En outre, l’Inp a installé des parcelles de démonstration dans 66 communes, ainsi que des plateformes de compostage industriel à Louga, Kolda et Tambacounda, permettant la transformation rapide des déchets organiques – en collaboration avec la Société de gestion des abattoirs du Sénégal (Sogas) – en compost de qualité en moins de 18 mois. Toujours dans le cadre du programme prioritaire « Santé des sols », le directeur général de l’Inp a mis en avant les efforts de formation. En chiffres, il s’agit de 1 494 producteurs sensibilisés, dont 417 femmes, et 3 967 autres formés sur des techniques comme le compostage et la gestion des sols salinisés, en partenariat avec le Fonds Climat. Il a mentionné les 90 émissions audiovisuelles réalisées, les conventions signées avec des projets comme le Psr, le Pdrso, la Grande Muraille Verte et le Fonds vert, ainsi qu’un film documentaire sur la valorisation des déchets, diffusé sur les réseaux sociaux.
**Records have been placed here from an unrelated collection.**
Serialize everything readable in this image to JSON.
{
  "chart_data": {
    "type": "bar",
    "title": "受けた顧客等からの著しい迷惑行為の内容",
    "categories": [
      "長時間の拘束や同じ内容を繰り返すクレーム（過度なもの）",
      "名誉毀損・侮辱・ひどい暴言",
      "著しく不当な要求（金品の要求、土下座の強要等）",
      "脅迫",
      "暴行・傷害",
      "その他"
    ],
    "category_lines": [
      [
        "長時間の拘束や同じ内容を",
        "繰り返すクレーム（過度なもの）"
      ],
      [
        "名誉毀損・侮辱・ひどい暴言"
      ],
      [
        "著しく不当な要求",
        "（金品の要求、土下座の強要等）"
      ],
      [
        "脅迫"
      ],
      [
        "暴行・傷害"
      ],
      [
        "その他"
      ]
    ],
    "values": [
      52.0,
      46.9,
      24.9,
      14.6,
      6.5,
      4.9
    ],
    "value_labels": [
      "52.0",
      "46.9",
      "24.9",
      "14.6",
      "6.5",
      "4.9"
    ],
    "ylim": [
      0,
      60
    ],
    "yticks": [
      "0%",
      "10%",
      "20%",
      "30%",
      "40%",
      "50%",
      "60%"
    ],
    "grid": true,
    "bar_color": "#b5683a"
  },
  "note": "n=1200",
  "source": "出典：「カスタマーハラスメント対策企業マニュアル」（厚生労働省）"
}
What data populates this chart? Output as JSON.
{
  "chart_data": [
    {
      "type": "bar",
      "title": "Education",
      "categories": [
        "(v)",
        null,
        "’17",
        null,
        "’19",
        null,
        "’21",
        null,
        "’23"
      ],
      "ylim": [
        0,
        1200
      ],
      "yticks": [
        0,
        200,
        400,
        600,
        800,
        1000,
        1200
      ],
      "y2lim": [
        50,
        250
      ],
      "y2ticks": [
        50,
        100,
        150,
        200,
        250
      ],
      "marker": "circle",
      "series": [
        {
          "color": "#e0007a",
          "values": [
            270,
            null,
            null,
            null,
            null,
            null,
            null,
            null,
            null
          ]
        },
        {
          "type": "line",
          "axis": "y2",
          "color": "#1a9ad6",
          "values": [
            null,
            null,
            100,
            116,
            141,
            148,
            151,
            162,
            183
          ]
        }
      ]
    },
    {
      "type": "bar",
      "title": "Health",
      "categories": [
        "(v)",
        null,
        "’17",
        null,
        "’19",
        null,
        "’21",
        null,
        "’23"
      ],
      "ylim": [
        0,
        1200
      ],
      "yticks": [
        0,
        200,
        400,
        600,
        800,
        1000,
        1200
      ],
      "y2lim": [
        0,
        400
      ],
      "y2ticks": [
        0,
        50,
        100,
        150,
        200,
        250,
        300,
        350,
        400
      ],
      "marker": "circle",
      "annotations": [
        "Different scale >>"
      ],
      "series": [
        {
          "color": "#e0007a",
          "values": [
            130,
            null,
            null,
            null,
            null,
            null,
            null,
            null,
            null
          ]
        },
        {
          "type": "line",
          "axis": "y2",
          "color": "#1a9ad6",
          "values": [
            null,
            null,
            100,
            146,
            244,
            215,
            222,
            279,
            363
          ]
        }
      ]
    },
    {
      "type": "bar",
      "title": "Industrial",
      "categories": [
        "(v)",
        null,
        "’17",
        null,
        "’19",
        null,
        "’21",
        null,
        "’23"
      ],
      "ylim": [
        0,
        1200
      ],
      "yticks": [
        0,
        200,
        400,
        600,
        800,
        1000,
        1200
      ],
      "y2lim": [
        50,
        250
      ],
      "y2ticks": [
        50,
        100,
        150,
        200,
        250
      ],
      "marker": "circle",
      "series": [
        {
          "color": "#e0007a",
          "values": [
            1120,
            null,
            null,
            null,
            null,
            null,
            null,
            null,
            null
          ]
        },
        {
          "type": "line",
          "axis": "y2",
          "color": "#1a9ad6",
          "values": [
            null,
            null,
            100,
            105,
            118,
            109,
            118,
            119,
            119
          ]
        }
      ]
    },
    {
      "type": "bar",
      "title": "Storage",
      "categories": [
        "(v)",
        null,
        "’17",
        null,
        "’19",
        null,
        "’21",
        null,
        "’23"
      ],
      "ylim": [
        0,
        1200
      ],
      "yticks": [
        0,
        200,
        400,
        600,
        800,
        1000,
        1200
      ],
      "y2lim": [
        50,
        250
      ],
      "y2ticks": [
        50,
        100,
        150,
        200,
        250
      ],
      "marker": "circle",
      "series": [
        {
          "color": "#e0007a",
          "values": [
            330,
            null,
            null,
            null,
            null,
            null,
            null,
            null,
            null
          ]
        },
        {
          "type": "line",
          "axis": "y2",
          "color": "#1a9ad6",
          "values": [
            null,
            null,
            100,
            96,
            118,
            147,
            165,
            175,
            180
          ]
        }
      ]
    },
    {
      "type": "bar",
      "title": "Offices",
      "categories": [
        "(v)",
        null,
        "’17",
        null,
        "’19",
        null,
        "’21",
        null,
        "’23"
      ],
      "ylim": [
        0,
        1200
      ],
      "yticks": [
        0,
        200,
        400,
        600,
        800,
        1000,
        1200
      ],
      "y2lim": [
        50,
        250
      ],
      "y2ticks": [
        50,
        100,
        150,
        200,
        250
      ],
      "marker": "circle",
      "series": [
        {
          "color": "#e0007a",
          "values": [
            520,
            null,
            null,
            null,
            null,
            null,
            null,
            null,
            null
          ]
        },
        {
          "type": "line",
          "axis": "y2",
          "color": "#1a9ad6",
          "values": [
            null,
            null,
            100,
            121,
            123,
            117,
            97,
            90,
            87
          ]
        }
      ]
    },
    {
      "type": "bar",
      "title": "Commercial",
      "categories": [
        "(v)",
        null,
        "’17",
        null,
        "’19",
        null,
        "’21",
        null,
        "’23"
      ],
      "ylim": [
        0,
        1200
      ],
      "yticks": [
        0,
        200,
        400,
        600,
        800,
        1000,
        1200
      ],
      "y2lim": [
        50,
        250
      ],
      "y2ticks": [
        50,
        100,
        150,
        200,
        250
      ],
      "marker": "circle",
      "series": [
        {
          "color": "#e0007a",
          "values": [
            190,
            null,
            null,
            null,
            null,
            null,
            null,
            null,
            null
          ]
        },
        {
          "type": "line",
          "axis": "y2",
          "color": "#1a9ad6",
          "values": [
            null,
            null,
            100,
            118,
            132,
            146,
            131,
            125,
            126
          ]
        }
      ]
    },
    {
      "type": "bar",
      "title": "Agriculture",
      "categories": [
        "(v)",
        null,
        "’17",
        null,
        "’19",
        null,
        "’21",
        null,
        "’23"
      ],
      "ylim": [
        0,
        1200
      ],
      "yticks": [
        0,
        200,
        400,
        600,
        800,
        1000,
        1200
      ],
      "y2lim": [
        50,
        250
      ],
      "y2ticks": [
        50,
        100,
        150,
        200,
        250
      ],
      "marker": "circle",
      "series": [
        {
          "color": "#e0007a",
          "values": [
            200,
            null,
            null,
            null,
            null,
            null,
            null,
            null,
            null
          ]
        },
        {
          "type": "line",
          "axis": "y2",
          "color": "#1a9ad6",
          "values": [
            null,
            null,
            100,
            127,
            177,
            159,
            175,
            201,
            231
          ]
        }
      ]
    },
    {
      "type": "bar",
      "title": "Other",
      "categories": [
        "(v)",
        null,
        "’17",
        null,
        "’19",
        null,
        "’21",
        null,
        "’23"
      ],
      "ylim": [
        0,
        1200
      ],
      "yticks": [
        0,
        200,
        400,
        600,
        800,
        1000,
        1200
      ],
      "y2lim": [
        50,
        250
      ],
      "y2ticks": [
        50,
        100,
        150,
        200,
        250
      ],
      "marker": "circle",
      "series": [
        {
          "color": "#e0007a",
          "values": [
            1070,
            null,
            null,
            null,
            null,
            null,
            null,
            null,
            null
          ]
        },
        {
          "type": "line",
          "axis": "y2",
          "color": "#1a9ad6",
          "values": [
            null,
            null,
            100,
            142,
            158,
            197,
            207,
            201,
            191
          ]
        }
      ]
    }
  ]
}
Le ministre, Dr Mabouba Diagne, s’est réjoui des « prouesses » accomplies par l’Inp malgré des moyens limités. Il s’est engagé à répondre favorablement à leurs demandes qui impliquent un appui matériel et financier. Pour sa part, le représentant de la Fao, Ibra Sounkarou Ndiaye, a salué cette « nouvelle dynamique » et appelé à transformer rapidement les acquis scientifiques en un cadre national d’investissement, afin d’aligner la lutte pour les sols sur la Vision Sénégal 2050. Il a évoqué la collaboration étroite avec l’Inp depuis 2022, incluant l’établissement de situations de référence dans les zones agroclimatiques, l’élaboration de plans d’aménagement et la mise en place d’un système d’information pédologique visant à améliorer la production, la nutrition, l’environnement et les moyens de subsistance.